You’ll need to answer this before you start looking at property and start shopping for a loan.
An easy way to do this to play with this handy tool from Freddie Mac.
The reasons for affordability calculations are twofold. First, you don’t want to waste time looking at houses you can’t afford. It’s better to start looking properties at or below the bottom of your price range and work your way up. Second, your lender may indicate you could afford more house than you may be comfortable. They’ll ask for detailed financial information when you apply but they may not uncover every expense such grocery expenses, gas, travel, health insurance, hobbies, entertainment, etc.
The following steps will help:
- List all sources of income and determine the amount after taxes.
- List all your recurring expenses (bills you pay every month such as car payments, student loans, utilities and insurance.)
- Estimate all other monthly expenses for items such as food, gas, utilities, recreation, etc.

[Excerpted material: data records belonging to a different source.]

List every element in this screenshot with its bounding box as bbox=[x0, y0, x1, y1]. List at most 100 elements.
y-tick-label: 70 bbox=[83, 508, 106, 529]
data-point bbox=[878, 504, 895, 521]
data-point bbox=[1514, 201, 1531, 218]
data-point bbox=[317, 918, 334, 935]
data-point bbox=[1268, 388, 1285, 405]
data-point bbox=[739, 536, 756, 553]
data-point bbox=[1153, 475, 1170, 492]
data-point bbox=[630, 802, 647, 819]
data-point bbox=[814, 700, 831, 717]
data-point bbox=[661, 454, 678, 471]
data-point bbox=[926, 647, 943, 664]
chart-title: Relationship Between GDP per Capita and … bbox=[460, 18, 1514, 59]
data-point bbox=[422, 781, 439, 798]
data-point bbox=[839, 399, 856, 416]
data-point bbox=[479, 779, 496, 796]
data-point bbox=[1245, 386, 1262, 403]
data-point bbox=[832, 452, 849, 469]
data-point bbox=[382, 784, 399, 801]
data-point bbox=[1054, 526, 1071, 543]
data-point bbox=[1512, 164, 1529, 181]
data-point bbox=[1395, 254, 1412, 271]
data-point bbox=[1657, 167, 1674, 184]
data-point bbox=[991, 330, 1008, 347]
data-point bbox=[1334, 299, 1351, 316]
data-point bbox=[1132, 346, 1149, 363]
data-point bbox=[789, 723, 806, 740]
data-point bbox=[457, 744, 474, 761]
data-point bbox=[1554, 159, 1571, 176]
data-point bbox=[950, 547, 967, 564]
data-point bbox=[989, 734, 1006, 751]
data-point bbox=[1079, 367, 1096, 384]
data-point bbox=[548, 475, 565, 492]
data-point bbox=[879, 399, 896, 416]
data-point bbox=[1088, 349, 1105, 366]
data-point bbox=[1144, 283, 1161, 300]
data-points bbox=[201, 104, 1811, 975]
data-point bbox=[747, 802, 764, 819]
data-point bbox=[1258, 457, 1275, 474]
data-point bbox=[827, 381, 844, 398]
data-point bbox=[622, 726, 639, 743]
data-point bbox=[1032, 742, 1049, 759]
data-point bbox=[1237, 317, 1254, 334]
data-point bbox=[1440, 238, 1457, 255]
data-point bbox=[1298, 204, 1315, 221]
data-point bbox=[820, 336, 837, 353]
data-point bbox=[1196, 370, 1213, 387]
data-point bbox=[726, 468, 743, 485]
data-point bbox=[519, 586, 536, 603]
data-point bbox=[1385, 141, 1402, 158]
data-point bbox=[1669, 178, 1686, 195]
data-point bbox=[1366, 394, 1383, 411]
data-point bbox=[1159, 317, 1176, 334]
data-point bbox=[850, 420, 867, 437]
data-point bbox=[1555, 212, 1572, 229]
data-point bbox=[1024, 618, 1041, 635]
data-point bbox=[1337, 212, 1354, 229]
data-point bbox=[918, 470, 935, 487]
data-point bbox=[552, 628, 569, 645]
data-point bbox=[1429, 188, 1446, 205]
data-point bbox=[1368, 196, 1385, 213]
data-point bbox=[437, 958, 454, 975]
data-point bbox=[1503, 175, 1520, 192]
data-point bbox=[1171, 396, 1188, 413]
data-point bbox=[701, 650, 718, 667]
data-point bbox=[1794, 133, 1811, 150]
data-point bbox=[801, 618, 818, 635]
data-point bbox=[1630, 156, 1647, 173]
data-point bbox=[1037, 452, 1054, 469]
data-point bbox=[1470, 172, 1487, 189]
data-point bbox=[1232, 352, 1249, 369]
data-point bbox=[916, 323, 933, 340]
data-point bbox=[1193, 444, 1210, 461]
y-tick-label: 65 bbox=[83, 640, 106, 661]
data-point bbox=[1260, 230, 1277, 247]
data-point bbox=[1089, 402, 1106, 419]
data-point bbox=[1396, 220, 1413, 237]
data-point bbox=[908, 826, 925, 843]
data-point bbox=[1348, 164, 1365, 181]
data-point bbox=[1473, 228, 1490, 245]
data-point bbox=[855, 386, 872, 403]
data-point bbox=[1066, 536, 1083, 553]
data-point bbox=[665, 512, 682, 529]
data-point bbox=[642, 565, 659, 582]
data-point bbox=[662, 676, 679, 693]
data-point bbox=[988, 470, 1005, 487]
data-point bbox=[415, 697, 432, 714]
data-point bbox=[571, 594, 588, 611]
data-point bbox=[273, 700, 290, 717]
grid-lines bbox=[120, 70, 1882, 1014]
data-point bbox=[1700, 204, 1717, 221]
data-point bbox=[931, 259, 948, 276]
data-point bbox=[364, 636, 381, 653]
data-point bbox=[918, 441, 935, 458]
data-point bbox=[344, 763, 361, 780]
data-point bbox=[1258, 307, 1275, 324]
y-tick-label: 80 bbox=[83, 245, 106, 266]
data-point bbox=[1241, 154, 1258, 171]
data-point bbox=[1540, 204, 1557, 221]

- List the new expenses that you may have as a homeowner. These expenses will depend on the type of property. For example, a condo may have a homeowners’ association (HOA) fee to fund common area maintenance and improvements. Other expenses include property taxes, insurance and home improvement projects. If you’re moving farther from where you work, your transportation costs may increase.
- Determine how much is left over.
When you make this final calculation don’t forget to leave room to save for emergencies, retirement and whatever else you have in your financial plan.